Grocery shopping day at our house is Tuesday. Kind of odd, really, but it makes sense if you know that I do the shopping after I collect what JR and I call “slop” and what the Whole Foods team calls “compost”. The compost is Whole Foods’ waste produce, which they very generously share with us so that we can feed it to Prudence, Rebecca, and Zeke Pig (yes, last name “Pig”).
The pigs (ahem, Pigs) absolutely love the slop, especially if it contains fruit, or fennel, which is a veggie fan favorite here (for swine and humans alike), and I appreciate shopping on a low-crowd day. However, when one doesn’t plan well for a holiday weekend, that can leave few options for dinner on the Monday of the holiday weekend.
Unless, of course, one has a freezer full of farm-raised pork. Hey! That’s us! We have a freezer full of farm-raised pork. Whew!
Whether or not you eat meat, barbecue sauce is a good thing to have on hand during the summer. Or anytime, really. Because what sauce goes better with more ingredients than barbecue sauce? Okay, I just gave that some thought, and perhaps salsa verde is as versatile. And my beloved red sauce (comfort food extraordinaire) can also be used with much success in many dishes. But what sauce is so versatile and screams “summer”? SUMMER! ALL-CAPS SUMMER! Yes! Barbecue sauce!
Okay, I’m glad that we worked through that together. Though it did make me realize that salsa verde and (easy weeknight) red sauce need equal time here as well. I’m on it.
But, while we’re discussing Maple-Chipotle Barbecue Sauce, it should be noted that it went quite well with the country style pork spareribs that JR slow ‘cued over low heat last night. And by quite well, I mean, holy fark, we thought we were barbecue pit masters. What a save. We went from no meal plan to a meal that exceeded expectations, so much so that we’re making the spareribs again tonight, and considering whether we should file a late application to participate in the Big Apple Barbecue Block Party. Just sayin’.
This barbecue sauce is easy, made primarily with pantry ingredients you likely already have on hand, and aside from the chopping of the shallot, prep is more like gathering than actually preparing ingredients.

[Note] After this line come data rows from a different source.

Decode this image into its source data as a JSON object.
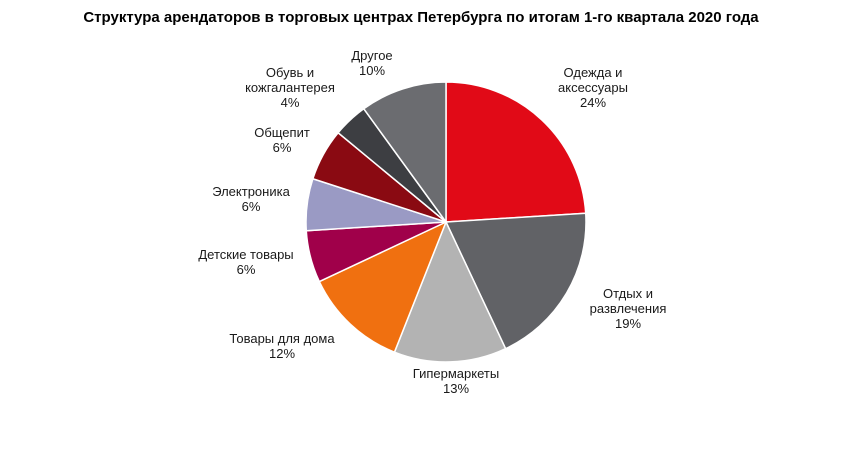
{
  "chart_data": {
    "type": "pie",
    "title": "Структура арендаторов в торговых центрах Петербурга по итогам 1-го квартала 2020 года",
    "unit": "%",
    "slices": [
      {
        "label_lines": [
          "Одежда и",
          "аксессуары"
        ],
        "value_label": "24%",
        "value": 24,
        "color": "#e10a17"
      },
      {
        "label_lines": [
          "Отдых и",
          "развлечения"
        ],
        "value_label": "19%",
        "value": 19,
        "color": "#616266"
      },
      {
        "label_lines": [
          "Гипермаркеты"
        ],
        "value_label": "13%",
        "value": 13,
        "color": "#b3b3b3"
      },
      {
        "label_lines": [
          "Товары для дома"
        ],
        "value_label": "12%",
        "value": 12,
        "color": "#f07010"
      },
      {
        "label_lines": [
          "Детские товары"
        ],
        "value_label": "6%",
        "value": 6,
        "color": "#a0004a"
      },
      {
        "label_lines": [
          "Электроника"
        ],
        "value_label": "6%",
        "value": 6,
        "color": "#9a9ac4"
      },
      {
        "label_lines": [
          "Общепит"
        ],
        "value_label": "6%",
        "value": 6,
        "color": "#8a0a12"
      },
      {
        "label_lines": [
          "Обувь и",
          "кожгалантерея"
        ],
        "value_label": "4%",
        "value": 4,
        "color": "#3d3e42"
      },
      {
        "label_lines": [
          "Другое"
        ],
        "value_label": "10%",
        "value": 10,
        "color": "#6b6c70"
      }
    ]
  }
}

Whatever sauce remains after your big barbecue pit master moment can be refrigerated in an airtight container for up to a week, or frozen for up to a month. In the event that you need assistance coming up with a short list of uses: it’s also good for topping burgers in place of ketchup, or slathered (I love that word, slathered) on grilled portobello mushrooms, grilled chicken, beef, tofu – basically, anything you like slathering barbecue sauce upon, this is good for. Obvi. Because it is barbecue sauce.
- 1 tablespoon olive oil
- 1 medium shallot, trimmed, chopped finely
- (1) 6-ounce can tomato paste
- 1/2 cup maple syrup, preferably dark amber
- 1/4 cup Dijon or deli-style mustard
- 1 tablespoon chipotle salsa or adobo sauce (from chipotle peppers packed in adobo)
- kosher salt
- freshly ground black pepper
- In a medium saucepan over medium heat, warm the oil, then add the shallot and sauté until it is soft and translucent, 1 to 2 minutes.
- Add the tomato paste, maple syrup, mustard, and chipotle salsa, stir well, then reduce the heat to medium-low and simmer, stirring occasionally, for 20 minutes.
- Season with salt and pepper, and slather atop your favorite grilled item at will.
Sugars in barbecue sauce will burn if applied to your dinner at the start of grilling. To avoid this, grill until the meat or veggie is nearly done, then slather (I can't get enough of the word "slather", clearly) the grilled items within the last 5 minutes of cooking, turning once to cover both sides with the sauce. Viola! Delicious barbecue taste with none of the unpleasant charring.
The sauce itself is vegetarian and vegan, so it can be used for vegetarian or vegan grilled dishes.